2008 Andrea Rinaldi. This is an open-access article distributed under the terms of the Creative Commons Attribution License, which permits unrestricted use, distribution, and reproduction in any medium, provided the original author and source are credited.

Yaws is becoming more common and yet it could be eradicated worldwide. An article in PLoS NTDs’ ‘Historical Profiles and Perspectives’ series discusses this paradoxical situation.

Yaws is a chronic, contagious, non-venereal infection caused by the spirochete Treponema pallidum subspecies pertenue. It is a disease of the poor mainly affecting populations living in rural areas of warm and humid subtropical countries, where conditions of overcrowding, poor water supply, and lack of sanitation and hygiene prevail. It can cause lasting severe and disfiguring damage to skin and bones. Children are most likely to be affected.

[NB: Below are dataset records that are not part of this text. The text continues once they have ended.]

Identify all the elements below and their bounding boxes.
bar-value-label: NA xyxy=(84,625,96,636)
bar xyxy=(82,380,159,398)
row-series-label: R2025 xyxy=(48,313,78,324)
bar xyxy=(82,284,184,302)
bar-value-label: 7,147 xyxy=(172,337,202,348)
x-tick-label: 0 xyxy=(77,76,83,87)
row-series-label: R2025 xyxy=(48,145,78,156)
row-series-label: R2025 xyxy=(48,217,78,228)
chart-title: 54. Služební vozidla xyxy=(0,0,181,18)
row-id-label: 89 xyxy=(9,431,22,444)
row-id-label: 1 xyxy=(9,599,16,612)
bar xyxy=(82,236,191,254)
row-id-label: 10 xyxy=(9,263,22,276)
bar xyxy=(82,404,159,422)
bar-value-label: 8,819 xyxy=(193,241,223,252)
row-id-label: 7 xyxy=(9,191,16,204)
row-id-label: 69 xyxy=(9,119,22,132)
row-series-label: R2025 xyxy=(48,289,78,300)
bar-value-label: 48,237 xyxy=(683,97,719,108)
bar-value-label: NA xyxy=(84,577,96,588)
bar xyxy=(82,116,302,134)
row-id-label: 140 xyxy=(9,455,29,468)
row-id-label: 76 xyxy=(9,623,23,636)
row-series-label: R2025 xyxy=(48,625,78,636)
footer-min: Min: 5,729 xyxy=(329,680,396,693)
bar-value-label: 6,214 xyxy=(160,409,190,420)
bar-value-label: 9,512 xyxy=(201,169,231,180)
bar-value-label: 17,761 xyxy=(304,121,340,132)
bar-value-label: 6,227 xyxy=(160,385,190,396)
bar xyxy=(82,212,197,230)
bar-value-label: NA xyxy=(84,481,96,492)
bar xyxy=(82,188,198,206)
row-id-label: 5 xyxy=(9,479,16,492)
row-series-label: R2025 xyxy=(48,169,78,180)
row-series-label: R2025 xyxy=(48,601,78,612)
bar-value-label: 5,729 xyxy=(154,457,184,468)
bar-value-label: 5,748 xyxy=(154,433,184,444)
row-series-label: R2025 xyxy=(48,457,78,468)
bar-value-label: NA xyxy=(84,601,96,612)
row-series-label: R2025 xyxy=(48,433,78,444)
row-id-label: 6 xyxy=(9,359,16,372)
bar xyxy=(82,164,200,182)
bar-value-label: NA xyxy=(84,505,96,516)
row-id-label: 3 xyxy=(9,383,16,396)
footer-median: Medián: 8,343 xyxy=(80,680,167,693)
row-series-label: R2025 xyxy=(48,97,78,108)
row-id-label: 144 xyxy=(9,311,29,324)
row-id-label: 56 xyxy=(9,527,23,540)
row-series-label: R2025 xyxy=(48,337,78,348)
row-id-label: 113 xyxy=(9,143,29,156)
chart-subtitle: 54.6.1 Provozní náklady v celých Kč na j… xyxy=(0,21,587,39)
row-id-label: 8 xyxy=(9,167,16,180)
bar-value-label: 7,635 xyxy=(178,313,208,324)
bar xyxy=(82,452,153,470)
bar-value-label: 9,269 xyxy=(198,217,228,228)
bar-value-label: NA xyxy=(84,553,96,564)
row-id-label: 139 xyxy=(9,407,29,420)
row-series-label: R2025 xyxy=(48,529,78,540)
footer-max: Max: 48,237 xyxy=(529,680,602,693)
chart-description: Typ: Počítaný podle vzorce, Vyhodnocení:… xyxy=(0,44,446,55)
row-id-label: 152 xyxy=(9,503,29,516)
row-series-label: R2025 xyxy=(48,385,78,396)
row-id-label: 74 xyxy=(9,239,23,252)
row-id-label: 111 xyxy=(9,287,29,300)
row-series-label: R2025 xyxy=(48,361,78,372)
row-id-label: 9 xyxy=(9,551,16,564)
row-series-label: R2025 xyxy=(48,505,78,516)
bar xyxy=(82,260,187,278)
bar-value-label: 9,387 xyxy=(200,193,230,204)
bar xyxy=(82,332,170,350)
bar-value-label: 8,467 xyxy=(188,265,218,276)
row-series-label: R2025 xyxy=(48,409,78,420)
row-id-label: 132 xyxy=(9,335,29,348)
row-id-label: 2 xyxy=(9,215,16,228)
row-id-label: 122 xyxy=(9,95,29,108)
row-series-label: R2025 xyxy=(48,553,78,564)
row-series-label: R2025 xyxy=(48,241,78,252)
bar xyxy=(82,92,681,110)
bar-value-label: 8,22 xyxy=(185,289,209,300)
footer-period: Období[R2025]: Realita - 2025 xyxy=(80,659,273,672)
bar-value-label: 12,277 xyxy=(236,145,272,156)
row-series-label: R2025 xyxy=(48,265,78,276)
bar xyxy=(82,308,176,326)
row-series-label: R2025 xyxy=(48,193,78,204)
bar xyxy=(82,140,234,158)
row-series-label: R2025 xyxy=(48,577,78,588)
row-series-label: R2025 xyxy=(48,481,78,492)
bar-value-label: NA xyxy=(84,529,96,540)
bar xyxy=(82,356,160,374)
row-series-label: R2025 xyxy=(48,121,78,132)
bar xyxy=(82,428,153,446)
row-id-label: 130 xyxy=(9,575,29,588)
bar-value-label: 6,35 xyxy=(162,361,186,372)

A massive treatment programme started in the 1950s eliminated yaws from many endemic areas but pockets of infection remain in South-East Asia (Indonesia, Timor-Leste, Papua New Guinea) and Africa (Ghana, Republic of the Congo). A resurgence of case numbers has been reported in several of these areas. Meanwhile, the disease has fallen off the global health priority list. The author of the article, Andrea Rinaldi, argues that yaws has not simply been neglected; it has been forgotten. He says, ‘The present situation calls for immediate action to wipe yaws out forever. Its history, on the other hand, has much to teach on how eradication campaigns should – and should not – be planned and conducted.’

Rinaldi provides a useful summary of the history, epidemiology and clinical manifestations of the disease. The history of eradication efforts is discussed in greater detail. The international campaign against the disease was one of the first programmes launched by the World Health Organization after its establishment in 1948. At that time an estimated 50 to 100 million people were afflicted by yaws worldwide. There has been no estimate of global prevalence since the 1990s (when the figure was 2.5 million) but currently, about 5,000 new cases are reported annually in South-East Asia, and as many as 26,000 cases were reported in 2005 in Ghana.

According to the article dedicated vertical programmes against yaws were dismantled before the final blow could be struck. The resources and commitment for yaws and its surveillance activities also disappeared.

There is still no vaccine against yaws but Rinaldi cites recent evidence from India suggests that yaws can be effectively controlled. The elimination of yaws as a public health problem was achieved in India in 2006 and it is hoped to achieve eradication there by the end of 2008. Rinaldi says that if the lessons from earlier eradication efforts are taken to heart then global eradication is also possible.

The article argues that the global health community needs the morale boost that eradication of a disease can provide, such as was seen when smallpox was eradicated in 1978. Yaws could be the best bet for such an achievement.